Retirement: Class certified in imprudent investment suit
Virginia Lawyers Weekly//September 4, 2024//
Where plaintiffs alleged a plan sponsor violated fiduciary duties by failing to monitor and remove imprudent investment options from the plan, their motion for class certification was granted.
Background
Peter Trauernicht and Zachary Wright, on behalf of themselves, the Genworth Financial Inc. Retirement and Savings Plan and all other similarly situated individuals, filed suit against Genworth Financial Inc. alleging that Genworth breached its fiduciary duties under the Employee Retirement Income Security Act, or ERISA. Plaintiffs move the court for an order certifying the proposed class under Federal Rule of Civil Procedure 23(b)(1), appointing plaintiffs as the class representatives and appointing plaintiffs’ counsel as counsel for the class.
Standing
Genworth argues that the class cannot be certified because plaintiffs have failed to adduce evidence that each class member has suffered an injury-in-fact. At the class certification stage, however, the standing inquiry focuses on the standing of the class representatives. The court finds that Trauernicht and Wright possess standing for each claim pressed and for each form of relief sought.

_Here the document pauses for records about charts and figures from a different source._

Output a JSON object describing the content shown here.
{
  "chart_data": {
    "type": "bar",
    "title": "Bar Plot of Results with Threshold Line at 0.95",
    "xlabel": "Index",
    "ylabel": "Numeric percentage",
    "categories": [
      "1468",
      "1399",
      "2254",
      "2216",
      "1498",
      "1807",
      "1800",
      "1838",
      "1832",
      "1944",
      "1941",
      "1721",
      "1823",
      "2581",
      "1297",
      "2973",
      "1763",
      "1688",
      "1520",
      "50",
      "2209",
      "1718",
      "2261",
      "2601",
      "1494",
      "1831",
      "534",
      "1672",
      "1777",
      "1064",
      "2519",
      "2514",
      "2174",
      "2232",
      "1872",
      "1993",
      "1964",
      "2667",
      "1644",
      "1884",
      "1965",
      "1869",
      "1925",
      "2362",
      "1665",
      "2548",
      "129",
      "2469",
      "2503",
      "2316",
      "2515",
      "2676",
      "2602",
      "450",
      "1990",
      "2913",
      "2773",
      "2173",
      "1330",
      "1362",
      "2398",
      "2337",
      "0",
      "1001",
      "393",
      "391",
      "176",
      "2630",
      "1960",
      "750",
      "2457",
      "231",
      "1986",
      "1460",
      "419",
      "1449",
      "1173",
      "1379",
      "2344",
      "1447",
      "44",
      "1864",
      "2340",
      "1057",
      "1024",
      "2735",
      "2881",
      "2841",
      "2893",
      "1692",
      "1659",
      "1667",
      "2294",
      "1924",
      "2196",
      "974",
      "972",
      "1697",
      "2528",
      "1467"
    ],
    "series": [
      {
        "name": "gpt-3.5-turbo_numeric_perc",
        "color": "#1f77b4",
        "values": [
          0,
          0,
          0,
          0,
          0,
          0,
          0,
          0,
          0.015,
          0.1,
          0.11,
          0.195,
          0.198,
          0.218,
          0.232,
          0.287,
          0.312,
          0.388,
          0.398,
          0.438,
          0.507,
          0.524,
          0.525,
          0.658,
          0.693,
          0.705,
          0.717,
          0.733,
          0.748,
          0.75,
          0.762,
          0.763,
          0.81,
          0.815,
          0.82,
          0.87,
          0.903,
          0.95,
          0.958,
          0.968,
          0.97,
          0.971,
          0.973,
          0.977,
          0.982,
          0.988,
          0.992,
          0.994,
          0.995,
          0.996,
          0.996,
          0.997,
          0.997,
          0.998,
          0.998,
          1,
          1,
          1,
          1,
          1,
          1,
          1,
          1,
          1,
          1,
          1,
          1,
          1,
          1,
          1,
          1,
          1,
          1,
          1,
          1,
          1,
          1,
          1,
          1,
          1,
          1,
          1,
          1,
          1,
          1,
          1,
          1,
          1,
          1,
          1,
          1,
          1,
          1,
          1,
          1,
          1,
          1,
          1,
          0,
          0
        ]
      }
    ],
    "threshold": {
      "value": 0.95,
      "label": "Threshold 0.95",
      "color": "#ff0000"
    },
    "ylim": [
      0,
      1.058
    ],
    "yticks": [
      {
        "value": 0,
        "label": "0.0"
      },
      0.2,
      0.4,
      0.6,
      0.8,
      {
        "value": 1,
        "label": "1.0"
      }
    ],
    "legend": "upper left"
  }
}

Plaintiffs have alleged fiduciary duties owed to them and the Plan and that Genworth violated those duties by failing to monitor and remove imprudent investment options from the Plan. Furthermore, that conduct is alleged to have caused injuries, and declaratory relief would redress the alleged injuries.
Genworth argues that Trauernicht has not suffered any financial losses to his individual account from the retention of the BlackRock TDFs and therefore lacks standing to pursue relief as a class representative. Genworth’s argument ultimately reflects a disagreement over the proper measurement of damages. In the context of damages, Rule 23 simply requires that losses be capable of measurement on a class-wide basis. Plaintiffs easily satisfy that requirement.
Rule 23
The court will modify the class definition to Plan participants and beneficiaries whose accounts were invested in the BlackRock TDFs during the Class Period. The court otherwise finds that the requirements of Rule 23(a) are satisfied.
In addition to satisfying the requirements of Rule 23(a), plaintiffs must also satisfy at least one subsection of Rule 23(b). Plaintiffs move to certify the class under Rule 23(b)(1). The court finds that certification under Rule 23(b)(1) is appropriate under both subsections (A) and (B). Genworth makes four arguments for why Rule 23(b)(1) certification is not appropriate, but none are persuasive.
Plaintiffs’ motion for class certification granted.
Trauernicht v. Genworth Financial Inc., Case No. 3:22-cv-532, Aug. 15, 2024. EDVA at Richmond (Payne). VLW 024-3-422. 43 pp.